Dear Christmas, thank you for every mother and child who don’t belong.
Christmas, how will I ever come to grips with your expectations, with my guilt, my sense of wonder, inadequacy and longing all nestled together like misfit emotions under a tree, during a pandemic? How will I manage the memories, dangling about an evergreen we chopped down and decorated partly with love and sometimes perfection, mostly with hope for something better than hundreds of thousands of deaths?
Christmas, you brought us a refugee man and a pregnant woman, shut out of the inns where no rooms existed. You told me to believe in stars, angels, and kind people. But I know a mother who aids autistic kids, who had panic attacks while handcuffed and deported from Switzerland with her children. She couldn’t worry about COVID. I’ve seen countless women fleeing their countries this year, shut out of safe nations. They couldn’t complain about masks and lockdowns. I’ve seen refugee children without their parents, and mothers without their husbands fleeing abuse. I’ve seen rows of babies born in a refugee camp with mothers unable to buy them socks much less hand sanitizer or anything as nice as a manger.
Maybe I noticed these people because one year, Christmas, I was leaving church in a snowstorm with my three kids and husband back in Connecticut. It was far before the pandemic, and the first time I dared a Christmas celebration with my child who could not fit into quiet places, boring places, loud places, into most places where a child was supposed to behave. I hadn’t been out of the house, Christmas, because leaving the house was very difficult for my child. I felt like a refugee. But I took my crew to celebrate wise men and stars. And you let another mother talk about my child, right beside me, in that church where we were celebrating birth. She didn’t know me, and she didn’t know my child has autism. But what she said to another mother about my child who was struggling, I still hear today: “Thank God that’s not my kid.”
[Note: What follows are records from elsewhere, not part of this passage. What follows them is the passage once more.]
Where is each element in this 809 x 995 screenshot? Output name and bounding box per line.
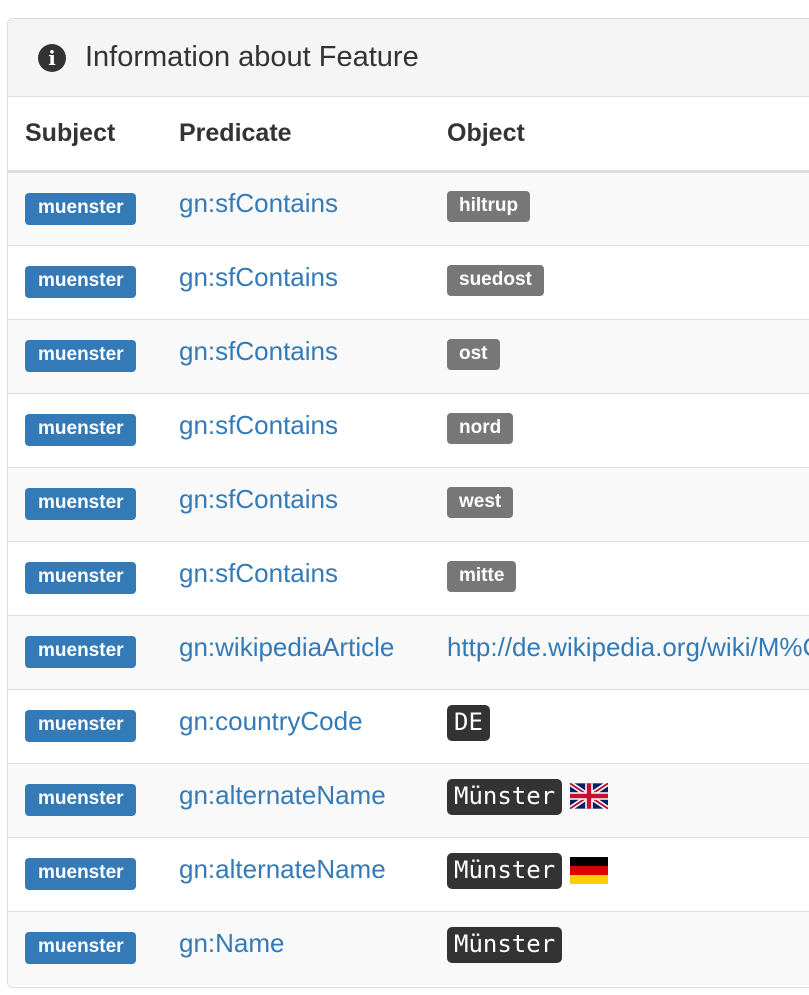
- panel-heading: i Information about Feature: [8, 19, 809, 97]
- subject-label[interactable]: muenster: [25, 636, 136, 668]
- subject-label[interactable]: muenster: [25, 266, 136, 298]
- table-row: muenster gn:Name Münster: [8, 911, 809, 985]
- header-object: Object: [431, 97, 809, 173]
- table-row: muenster gn:wikipediaArticle http://de.w…: [8, 615, 809, 689]
- predicate-link[interactable]: gn:Name: [179, 928, 285, 958]
- predicate-link[interactable]: gn:sfContains: [179, 188, 338, 218]
- name-value: Münster: [447, 927, 563, 964]
- uk-flag-icon: [570, 783, 609, 809]
- country-code-value: DE: [447, 705, 490, 741]
- table-row: muenster gn:sfContains suedost: [8, 245, 809, 319]
- table-row: muenster gn:countryCode DE: [8, 689, 809, 763]
- panel-title: Information about Feature: [85, 41, 419, 73]
- germany-flag-icon: [570, 856, 609, 884]
- subject-label[interactable]: muenster: [25, 562, 136, 594]
- predicate-link[interactable]: gn:alternateName: [179, 854, 386, 884]
- subject-label[interactable]: muenster: [25, 710, 136, 742]
- object-label[interactable]: nord: [447, 412, 514, 444]
- object-label[interactable]: ost: [447, 338, 500, 370]
- object-label[interactable]: mitte: [447, 560, 517, 592]
- subject-label[interactable]: muenster: [25, 488, 136, 520]
- subject-label[interactable]: muenster: [25, 932, 136, 965]
- predicate-link[interactable]: gn:sfContains: [179, 410, 338, 440]
- object-label[interactable]: hiltrup: [447, 191, 531, 222]
- subject-label[interactable]: muenster: [25, 858, 136, 890]
- predicate-link[interactable]: gn:wikipediaArticle: [179, 632, 394, 662]
- table-row: muenster gn:alternateName Münster: [8, 837, 809, 911]
- predicate-link[interactable]: gn:sfContains: [179, 558, 338, 588]
- predicate-link[interactable]: gn:sfContains: [179, 336, 338, 366]
- object-label[interactable]: west: [447, 486, 514, 518]
- table-row: muenster gn:sfContains nord: [8, 393, 809, 467]
- subject-label[interactable]: muenster: [25, 414, 136, 446]
- header-subject: Subject: [8, 97, 163, 173]
- subject-label[interactable]: muenster: [25, 340, 136, 372]
- predicate-link[interactable]: gn:sfContains: [179, 484, 338, 514]
- alternate-name-value: Münster: [447, 853, 563, 889]
- feature-info-panel: i Information about Feature Subject Pred…: [7, 18, 809, 988]
- wikipedia-link[interactable]: http://de.wikipedia.org/wiki/M%C3%BCnste…: [447, 632, 809, 662]
- predicate-link[interactable]: gn:alternateName: [179, 780, 386, 810]
- table-row: muenster gn:sfContains west: [8, 467, 809, 541]
- table-row: muenster gn:sfContains hiltrup: [8, 171, 809, 245]
- header-predicate: Predicate: [163, 97, 431, 173]
- alternate-name-value: Münster: [447, 779, 563, 815]
- info-circle-icon: i: [38, 43, 66, 72]
- feature-table: Subject Predicate Object muenster gn:sfC…: [8, 97, 809, 985]
- predicate-link[interactable]: gn:sfContains: [179, 262, 338, 292]
- table-row: muenster gn:sfContains mitte: [8, 541, 809, 615]
- table-row: muenster gn:alternateName Münster: [8, 763, 809, 837]
- table-row: muenster gn:sfContains ost: [8, 319, 809, 393]
- object-label[interactable]: suedost: [447, 264, 544, 296]
- table-header-row: Subject Predicate Object: [8, 97, 809, 173]
- subject-label[interactable]: muenster: [25, 784, 136, 816]
- predicate-link[interactable]: gn:countryCode: [179, 706, 363, 736]
- subject-label[interactable]: muenster: [25, 192, 136, 225]
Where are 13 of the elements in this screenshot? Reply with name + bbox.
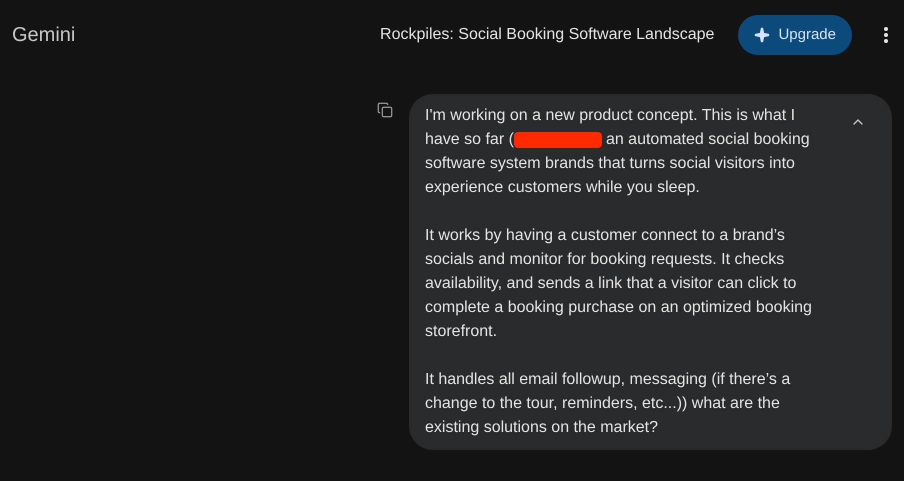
message-text: have so far ( bbox=[425, 130, 514, 150]
message-paragraph: It handles all email followup, messaging (if there’s a change to the tour, reminders, etc...)) what are the existing solutions on the market? bbox=[425, 370, 792, 438]
message-text: an automated social booking bbox=[606, 130, 810, 150]
app-name: Gemini bbox=[12, 23, 76, 48]
message-text: software system brands that turns social visitors into experience customers while you sleep. bbox=[425, 154, 796, 198]
more-icon bbox=[884, 27, 888, 43]
sparkle-icon bbox=[754, 27, 770, 43]
copy-button[interactable] bbox=[377, 102, 393, 118]
copy-icon bbox=[377, 102, 393, 118]
message-text: I'm working on a new product concept. This is what I bbox=[425, 106, 796, 126]
message-paragraph: It works by having a customer connect to a brand’s socials and monitor for booking requests. It checks availability, and sends a link that a visitor can click to complete a booking purchase on an optimized booking storefront. bbox=[425, 226, 813, 342]
conversation-title: Rockpiles: Social Booking Software Landscape bbox=[380, 25, 714, 45]
upgrade-button[interactable]: Upgrade bbox=[738, 15, 852, 55]
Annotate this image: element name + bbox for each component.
Christmas, thank you for my kid. Thank you for every kid who doesn’t belong, who struggles, who finds themselves and you because of their struggles. Thank you for every child who looks up at their mother and see that she too doesn’t belong, that she too doesn’t know how to find the manger, the church, the kindness on many days, including Christmas, especially in a pandemic.
May I kindly ask you Christmas — where is your stable full of those who will love strangers when they feel lost, when the night feels silent? Where is your miraculous conception? Where is your concept of birth when death becomes our daily COVID reading and the thought of surrounding any mother and child in a tiny stable feels entirely murderous?
Where are you in our empty inns and churches, our separation, in our politics and borders? Where are you in the exhausted, thinning children in camps all over the world, in the weak polar bears searching for someplace we haven’t wrecked?
Christmas, don’t worry! I still love you. I’m running, sometimes dreaming of your songs, your newborn, your light in the strangest places. I see you in an old woman by the lake watching doves from her wheelchair. I hear you in my friend’s texts as she hides in danger with her family, after deportation— but still somehow tells me she loves me. I hear you in the sound of my own laughter tumbling down a Swiss mountain by my daughter on a sled. I find you in writers on Zoom searching for you under figurines, in poems about wings, in the flavor of biscotti or the slight bitterness of a certain orange soda. I feel you in my dad overseas trying to remember you despite his Alzheimer’s — in my mother wrapping gifts to make the best of you, regardless of so much silence.
Christmas, I still believe in you. Our loss, our memories, our pain, come every year like the lonely mothers and children do— like thousands of pinholes prying through the hard long night, calling themselves stars.
You still come.
You come like all the odd shapes of snowflakes and birds winging through the cold. You cut yourself out of our messes regardless of our flaws, even if we can’t see your savior, even when we can’t love one another.
We need you Christmas. So I won’t stop searching for you, under every perfect, feeble, decorated, flawed, brilliant Christmas tree.